Olerud broke a scoreless tie with two outs in the sixth. His towering homer off Smoltz gave the Mets a 1-0 lead and snapped a string of 15 2/3 scoreless innings for the Mets.
"That," Mets Manager Bobby Valentine said, "might have been [Smoltz's] only mistake of the night."
Reed faced the minimum 21 batters through the first seven innings, giving up only a single up the middle to Bret Boone with one out in the fourth. Boone was promptly thrown out trying to steal second by Piazza. Reed didn't face a three-ball count until going 3-2 to Chipper Jones with two outs in the seventh. Jones struck out on the next pitch.
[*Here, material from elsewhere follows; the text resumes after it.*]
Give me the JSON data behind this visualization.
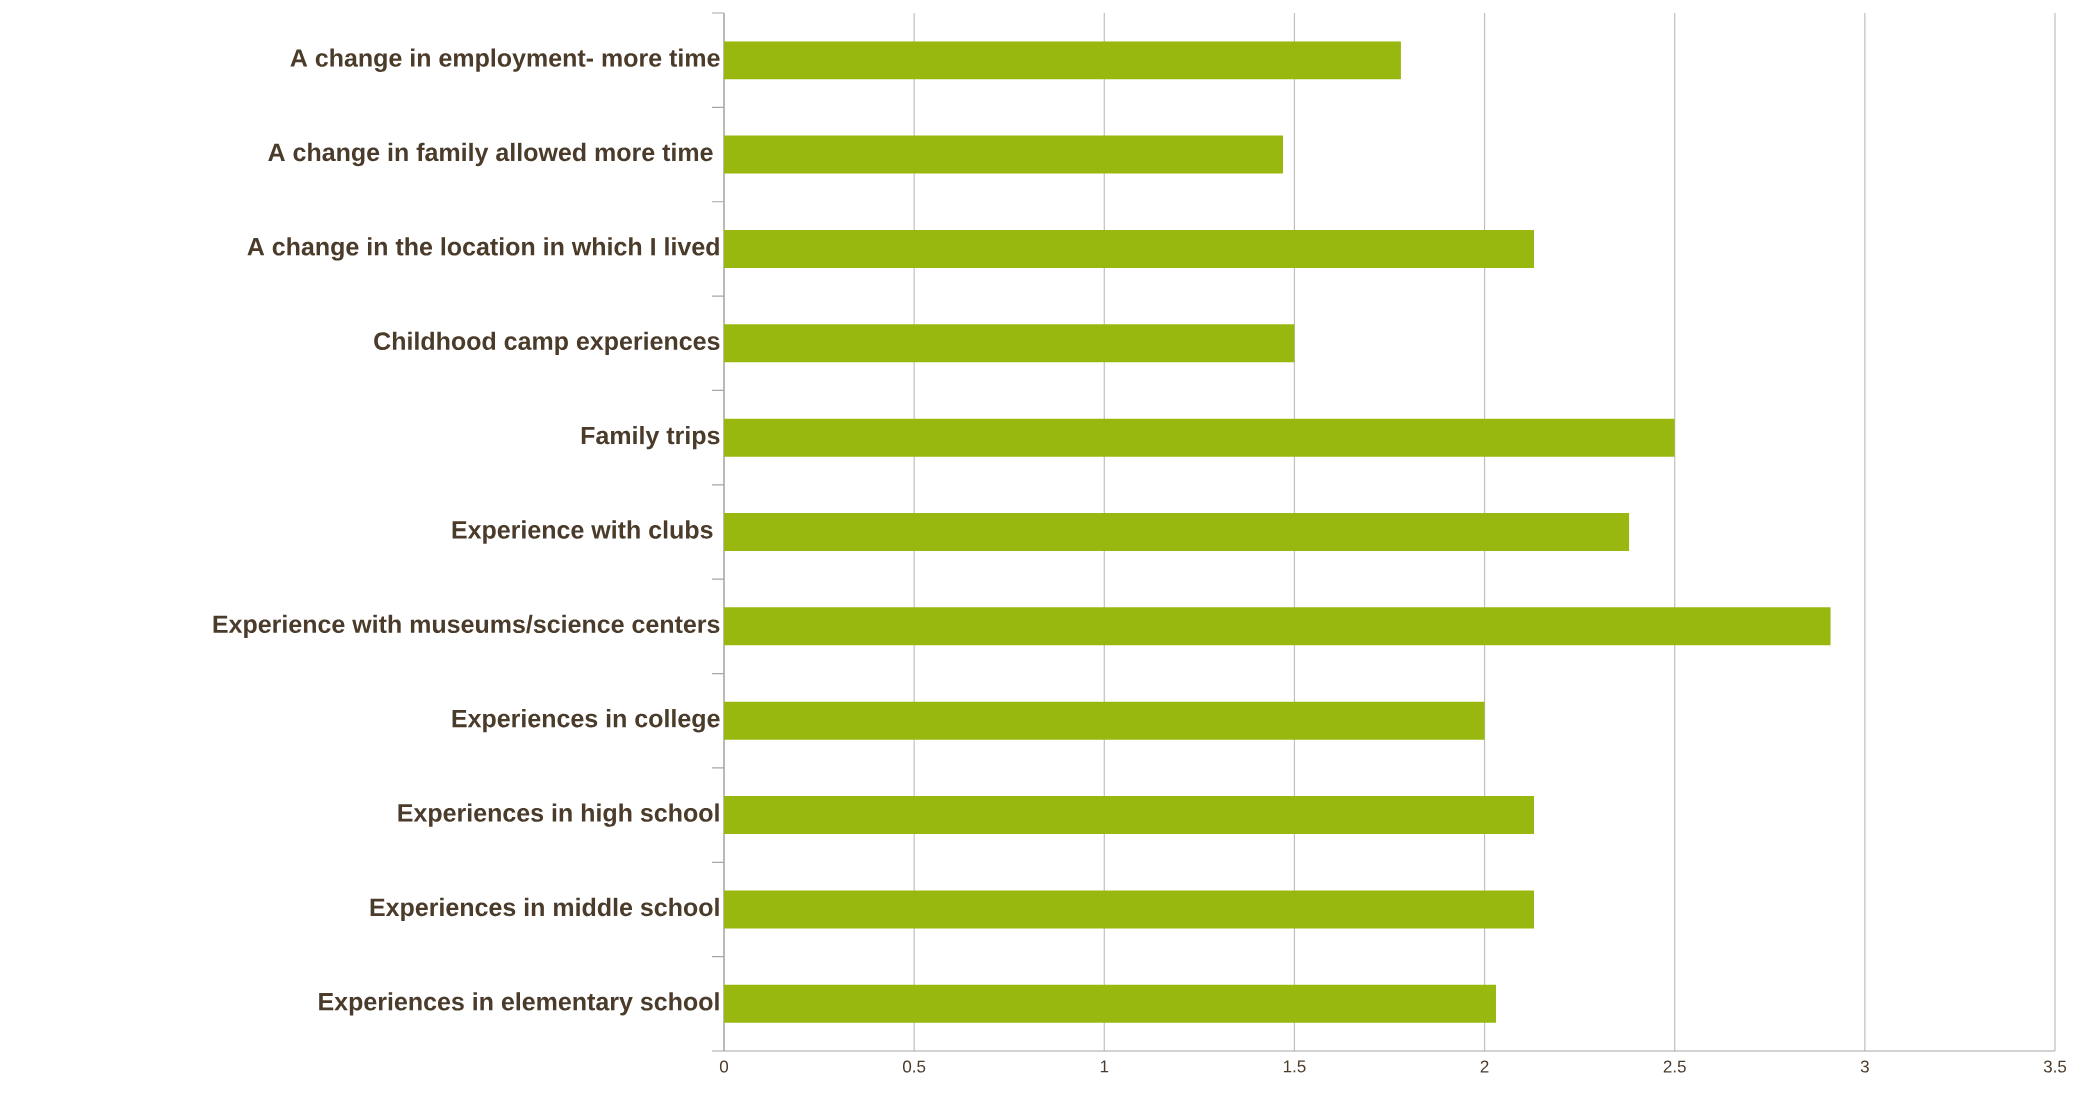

This being New York and these being the Mets, the game was not without controversy. Valentine, looking to protect the 1-0 lead, decided to replace left fielder Rickey Henderson with the rookie Mora, a superior fielder. However, Henderson had already made it to his place in left before Valentine sent Mora into the game.
Henderson stood incredulously in place for a few seconds before jogging into the dugout, immediately disappearing into the tunnel. Valentine tried to apologize for mistakenly allowing Henderson to take the field, but Henderson waved him off.
Thus, when the leadoff spot in the Mets' order came up in the bottom of the eighth, with the Mets now trailing by a run, it was the rookie Mora, and not Henderson who came to the plate with two outs and the potential tying run on first.
And typical of the Mets' remarkable, resilient season, the move wound up benefiting the Mets. Mora drew a walk and scored the winning run on Olerud's game-winning hit.
"It's been a special season for the team and the fans," Valentine said. "And the people who have watched it all year have had a great ride, and they want to hold on."